Toute personne qui fait du géocache et qui réside au Manitoba peut techniquement participer à l’Association, indique-t-il.

Selon lui, l’une des principales raisons de l’engouement pour cette grande chasse au trésor qui se déroule sur l’ensemble du globe vient de la démocratisation des technologies avec les téléphones intelligents et leur capacité de localisation GPS.

Au départ, c'était un peu une activité de passionné de technologies.
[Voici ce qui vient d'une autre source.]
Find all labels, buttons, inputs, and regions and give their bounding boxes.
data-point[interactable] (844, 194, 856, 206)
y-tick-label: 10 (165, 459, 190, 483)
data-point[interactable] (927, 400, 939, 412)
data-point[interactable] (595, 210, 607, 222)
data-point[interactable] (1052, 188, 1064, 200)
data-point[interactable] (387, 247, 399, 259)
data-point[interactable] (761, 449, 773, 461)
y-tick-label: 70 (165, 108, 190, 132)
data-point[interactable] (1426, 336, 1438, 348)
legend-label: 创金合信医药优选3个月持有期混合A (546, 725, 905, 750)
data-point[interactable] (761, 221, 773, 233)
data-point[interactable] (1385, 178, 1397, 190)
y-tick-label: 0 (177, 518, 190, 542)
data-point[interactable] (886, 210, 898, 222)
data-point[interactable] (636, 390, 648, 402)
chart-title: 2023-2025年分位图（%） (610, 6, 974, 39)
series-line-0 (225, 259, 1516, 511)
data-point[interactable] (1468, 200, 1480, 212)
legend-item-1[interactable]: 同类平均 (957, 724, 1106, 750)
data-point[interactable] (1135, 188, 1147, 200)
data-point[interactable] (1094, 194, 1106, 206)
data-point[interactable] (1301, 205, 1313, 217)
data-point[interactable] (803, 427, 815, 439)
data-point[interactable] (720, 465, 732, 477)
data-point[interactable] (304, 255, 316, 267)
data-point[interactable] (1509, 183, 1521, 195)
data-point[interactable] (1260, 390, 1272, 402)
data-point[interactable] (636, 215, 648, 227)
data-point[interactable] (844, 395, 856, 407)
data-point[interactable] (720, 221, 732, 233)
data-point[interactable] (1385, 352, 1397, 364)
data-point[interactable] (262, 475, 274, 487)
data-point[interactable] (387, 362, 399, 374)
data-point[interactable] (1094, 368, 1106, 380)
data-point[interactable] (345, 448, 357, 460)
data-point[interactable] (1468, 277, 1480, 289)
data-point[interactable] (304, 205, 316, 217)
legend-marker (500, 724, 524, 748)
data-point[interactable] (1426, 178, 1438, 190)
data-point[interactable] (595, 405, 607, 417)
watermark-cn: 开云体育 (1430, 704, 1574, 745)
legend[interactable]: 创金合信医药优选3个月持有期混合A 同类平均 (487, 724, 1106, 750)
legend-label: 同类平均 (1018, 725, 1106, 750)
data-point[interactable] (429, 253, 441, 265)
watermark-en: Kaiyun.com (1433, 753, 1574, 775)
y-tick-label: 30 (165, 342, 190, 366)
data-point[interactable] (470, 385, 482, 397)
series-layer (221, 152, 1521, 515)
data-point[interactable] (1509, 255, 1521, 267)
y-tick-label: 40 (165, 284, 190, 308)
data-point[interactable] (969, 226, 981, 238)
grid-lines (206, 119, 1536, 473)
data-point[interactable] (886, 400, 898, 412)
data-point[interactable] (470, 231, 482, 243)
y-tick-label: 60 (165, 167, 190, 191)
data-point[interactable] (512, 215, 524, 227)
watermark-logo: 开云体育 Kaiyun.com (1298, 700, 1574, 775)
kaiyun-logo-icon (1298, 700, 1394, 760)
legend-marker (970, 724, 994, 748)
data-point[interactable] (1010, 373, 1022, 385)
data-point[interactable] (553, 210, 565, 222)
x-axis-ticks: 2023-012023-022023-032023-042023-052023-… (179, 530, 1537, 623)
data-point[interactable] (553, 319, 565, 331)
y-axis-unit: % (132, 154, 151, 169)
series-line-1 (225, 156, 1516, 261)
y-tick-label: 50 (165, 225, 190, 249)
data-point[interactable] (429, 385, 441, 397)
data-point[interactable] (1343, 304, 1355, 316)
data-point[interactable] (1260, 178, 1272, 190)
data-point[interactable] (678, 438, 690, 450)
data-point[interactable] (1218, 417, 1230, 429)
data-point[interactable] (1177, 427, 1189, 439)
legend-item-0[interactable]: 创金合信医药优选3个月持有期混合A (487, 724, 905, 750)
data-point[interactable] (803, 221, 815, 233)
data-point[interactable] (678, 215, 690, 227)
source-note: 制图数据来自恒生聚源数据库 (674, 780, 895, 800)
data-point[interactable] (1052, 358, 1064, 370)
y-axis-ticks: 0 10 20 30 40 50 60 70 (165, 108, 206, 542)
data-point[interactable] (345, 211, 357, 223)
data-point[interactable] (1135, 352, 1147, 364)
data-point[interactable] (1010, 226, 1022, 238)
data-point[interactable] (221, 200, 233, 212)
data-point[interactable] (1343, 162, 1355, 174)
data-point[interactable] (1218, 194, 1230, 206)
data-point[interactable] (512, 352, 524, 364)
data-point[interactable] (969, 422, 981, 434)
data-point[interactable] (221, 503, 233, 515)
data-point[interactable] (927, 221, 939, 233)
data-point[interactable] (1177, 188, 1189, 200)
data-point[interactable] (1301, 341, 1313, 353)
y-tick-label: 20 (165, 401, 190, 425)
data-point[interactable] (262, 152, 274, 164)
Dans les débuts autour des années 2000, il fallait dépenser entre 300 à 500 dollars pour avoir un récepteur GPS, se souvient Nathan Kashur.

De nos jours, une simple application connectée au site de geocache.com, l’entreprise la plus connue, permet aux joueurs de s’inscrire et consulter la carte indiquant l’emplacement des cachettes.

Les participants sont tantôt à la recherche de boîtes et d'objets cachés en ville ou en pleine campagne, tantôt sont ceux qui cachent ces derniers.

Jordan McPeek est à la poursuite de ces cachettes depuis 2008 et collectionne déjà à son palmarès près de 4500 cachettes débusquées.

Pendant 3 ans et demi, j’en trouvais un par jour, s’amuse-t-il.

Il aime particulièrement la variété que lui offre cette activité.

Pour quelqu'un comme moi, ça vous donne une motivation pour sortir. Il y a des caches pour tout type de personnes. Certaines nécessitent de l’équipement et sont très physiques pour les trouver quand d'autres sont sur un stationnement à Walmart, explique-t-il.

Il admet préférer celles qui sont cachées en pleine ville à la vue de tous, mais habilement dissimulées comme derrière un faux panneau ou une pierre.

Nathan Kashur se félicite de voir des personnes de tous les âges s’amuser encore à trouver des trésors qui n’ont de valeur que le plaisir de les avoir chercher.